Netanyahu reused the playbook in the 2019-2020 campaigns, when rhetoric divided Israelis into “us” and “them.” Those who stood with Netanyahu, and the questionable smolim (leftists). Facebook bots run by his campaign sent voters messages claiming Israel’s Arab politicians “want to destroy us [Israelis] all” by supporting a leftwing minority government. Given that regional public opinion remains frosty towards Israel, the left was portrayed as linked to the foreign and dangerous, never mind that 20% of Israel’s population is Arab. Most importantly for Bibi, the opposition failed to offer a concrete alternative the public liked. The main opposition leader Benny Gantz served as Netanyahu’s chief of staff and holds similar views. In a 2019 speech in Washington DC, Gantz declared “I say from this stage to the Iranian regime…We will not allow you to develop a nuclear weapon.” Such rhetoric parallels Netanyahu’s own assertion that the Iranian government was a “criminal regime” seeking nuclear war. As in Poland, the three 2019-2020 Israeli elections drove out opposition and left the field to the incumbent, original nationalist.

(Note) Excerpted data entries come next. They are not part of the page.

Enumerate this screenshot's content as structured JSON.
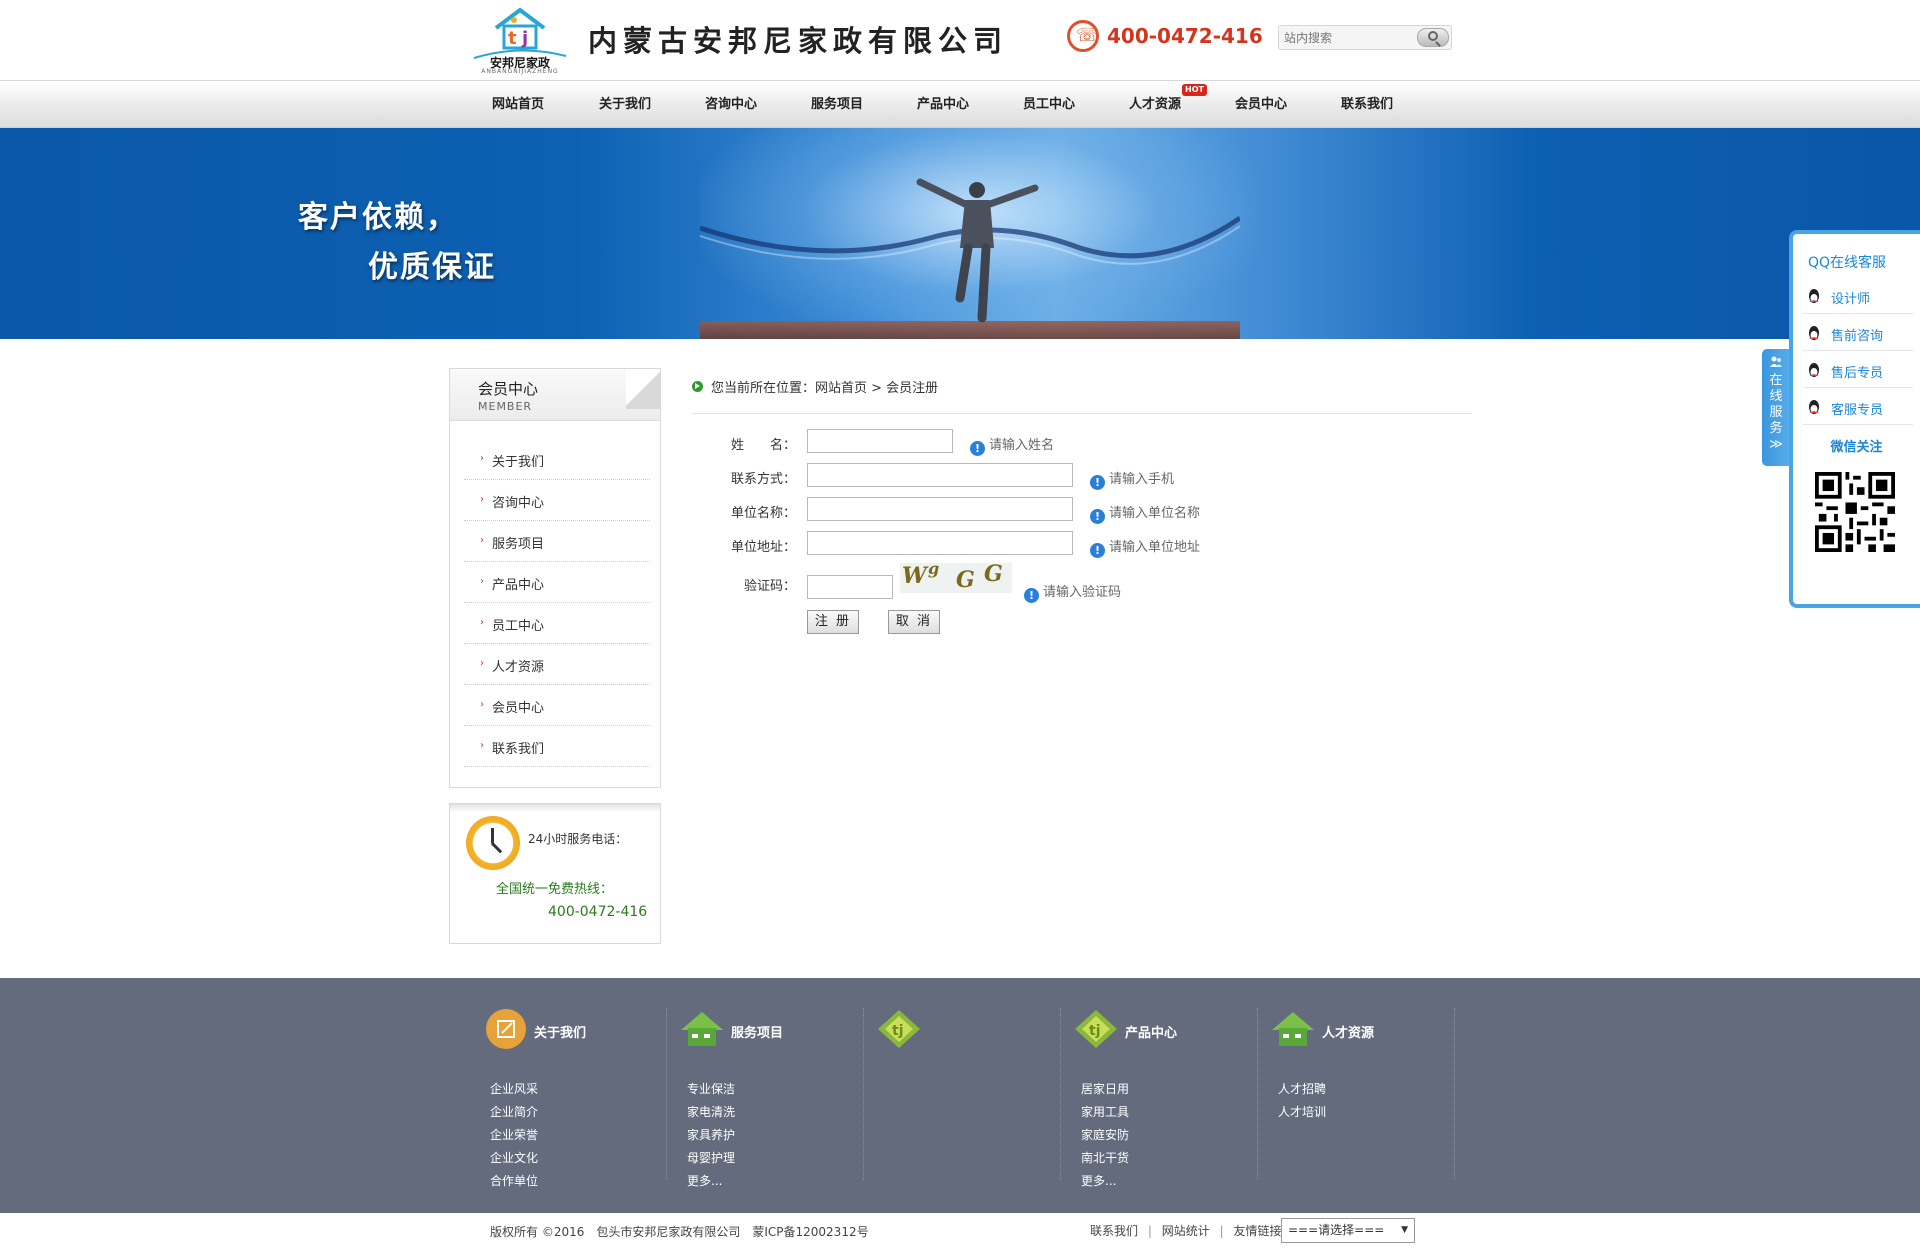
{
  "header": {
    "logo_text": "安邦尼家政",
    "logo_sub": "ANBANGNIJIAZHENG",
    "company_name": "内蒙古安邦尼家政有限公司",
    "hotline": "400-0472-416",
    "search_placeholder": "站内搜索"
  },
  "nav": {
    "items": [
      "网站首页",
      "关于我们",
      "咨询中心",
      "服务项目",
      "产品中心",
      "员工中心",
      "人才资源",
      "会员中心",
      "联系我们"
    ],
    "hot_badge": "HOT"
  },
  "banner": {
    "line1": "客户依赖，",
    "line2": "优质保证"
  },
  "sidebar": {
    "title": "会员中心",
    "subtitle": "MEMBER",
    "items": [
      "关于我们",
      "咨询中心",
      "服务项目",
      "产品中心",
      "员工中心",
      "人才资源",
      "会员中心",
      "联系我们"
    ]
  },
  "service": {
    "label": "24小时服务电话：",
    "free_line": "全国统一免费热线：",
    "phone": "400-0472-416"
  },
  "breadcrumb": {
    "text": "您当前所在位置：网站首页 > 会员注册"
  },
  "form": {
    "name_label": "姓　　名：",
    "name_hint": "请输入姓名",
    "contact_label": "联系方式：",
    "contact_hint": "请输入手机",
    "unit_label": "单位名称：",
    "unit_hint": "请输入单位名称",
    "address_label": "单位地址：",
    "address_hint": "请输入单位地址",
    "captcha_label": "验证码：",
    "captcha_hint": "请输入验证码",
    "captcha_chars": [
      "W",
      "g",
      "G",
      "G"
    ],
    "submit_label": "注 册",
    "cancel_label": "取 消"
  },
  "qq": {
    "title": "QQ在线客服",
    "items": [
      "设计师",
      "售前咨询",
      "售后专员",
      "客服专员"
    ],
    "wechat": "微信关注",
    "tab_label": "在线服务≫"
  },
  "footer": {
    "columns": [
      {
        "title": "关于我们",
        "links": [
          "企业风采",
          "企业简介",
          "企业荣誉",
          "企业文化",
          "合作单位"
        ]
      },
      {
        "title": "服务项目",
        "links": [
          "专业保洁",
          "家电清洗",
          "家具养护",
          "母婴护理",
          "更多..."
        ]
      },
      {
        "title": "",
        "links": []
      },
      {
        "title": "产品中心",
        "links": [
          "居家日用",
          "家用工具",
          "家庭安防",
          "南北干货",
          "更多..."
        ]
      },
      {
        "title": "人才资源",
        "links": [
          "人才招聘",
          "人才培训"
        ]
      }
    ],
    "copyright": "版权所有 ©2016　包头市安邦尼家政有限公司　蒙ICP备12002312号",
    "bottom_links": [
      "联系我们",
      "网站统计",
      "友情链接"
    ],
    "select_value": "===请选择==="
  },
  "colors": {
    "banner_blue": "#0a58a8",
    "footer_gray": "#636b7c",
    "accent_red": "#d4351c",
    "qq_blue": "#1d86d6",
    "hint_blue": "#2a7fd6",
    "green_text": "#2c7a1d"
  }
}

To understand why the Israeli public looks for Netanyahu-like figures, one must understand the political context for Israel’s defense-oriented political system. The political antecedents for Israeli multiparty democracy came from early 20th century Poland, where survival meant keeping friends close and enemies closer. Following changes in the 1990s, factions in both countries – Israeli opponents of the Oslo Accords and Polish revisionists – could not accept that the political field changed, and condemned the entire system these changes wrought. Such discontent nursed and nourished the Netanyahus and Kaczynskis in both lands.